For the workshop (to be held on Friday, 11 February), we invite abstracts of in-progress drafts of articles or book/dissertation chapters on any subject (historical, cultural, literary, artistic, or historiographical) relating to sacred spaces in the premodern or modern Mediterranean, broadly construed. Particularly welcome are papers (a) relating to the conception or construction of sacred space and the recognition or adaptation of sacred spaces across different religious traditions, and the multi-religious/ethnic environment of the region, including cross-confessional influence, relations, syncretism, and literary and/or artistic representations; or (b) papers that address the longue durée, methodology, or that are comparative in approach. Papers from history, art history, literary and cultural studies, or any relevant Humanities or Social Sciences discipline are welcome. Our Mediterranean is construed geographically as including southern Europe, the Near East and North Africa and into the Black Sea and Central Asia, and the Red Sea and the western Indian Ocean; however, scholars who work on analogous themes in other periods and regions are encouraged to apply. 
 
All North American-based scholars (or foreign scholars who will be in the US at this time) working on relevant material are encouraged to apply.

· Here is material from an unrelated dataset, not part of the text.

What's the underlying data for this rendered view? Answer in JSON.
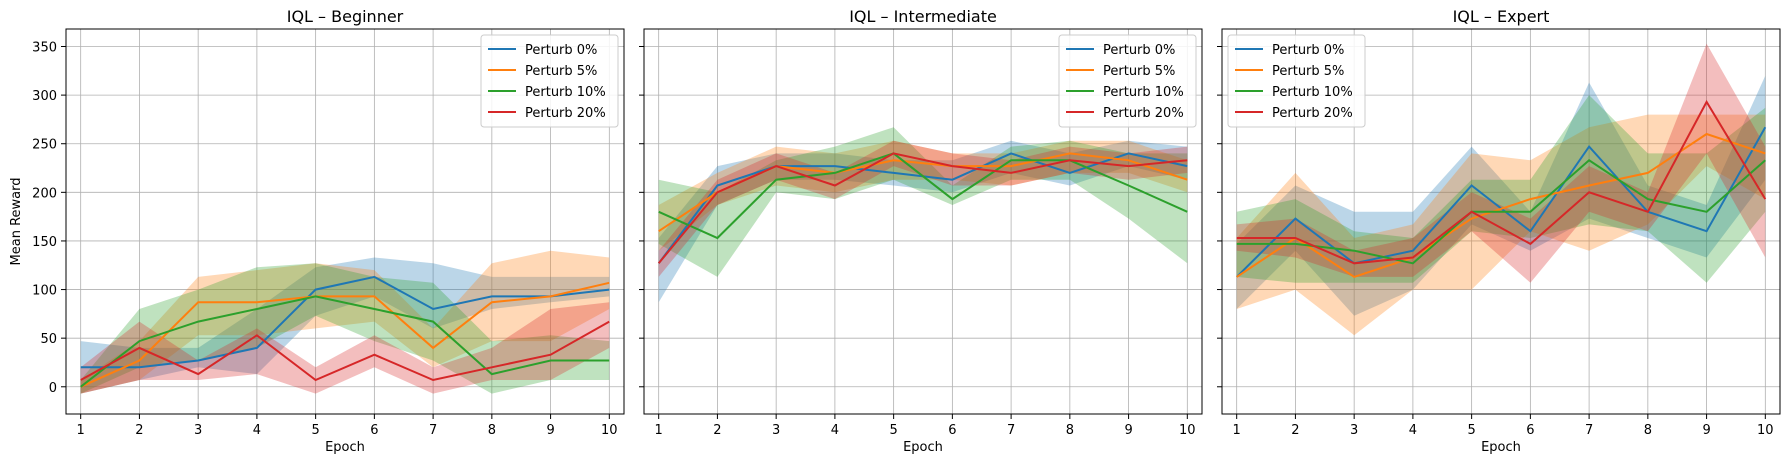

Scholars from further abroad may apply but we cannot pay full travel costs. ABD PhD students, junior and non-tenure track faculty are particularly welcome to apply.
 
On the second day, Saturday 11 February,  a one-day symposium on “The cultural dynamics of shared and contested sacred spaces in the premodern Mediterranean” will feature three round-table conversations, focusing on the following questions:

  1. Did shared sacred spaces directly impact strategies of co-existence among religious communities? To what extent are they manifestations of a common Mediterranean culture?
  2. How was a sacred space recognized? Was there a common vocabulary of words or images used to define sacred spaces and communicate their valence?
  3. How and at what moment were sacred spaces converted or transformed?

Participants will be expected to attend the entire two-day symposium. 
 
A separate call for non-presenting workshop and symposium attendees will go out in November. 

This workshop is sponsored and supported by the Armenian Studies Program. the College of Arts and Humanities, the Classical Studies Program, and the Jewish Studies Program at Fresno State, and the CU Mediterranean Studies Group.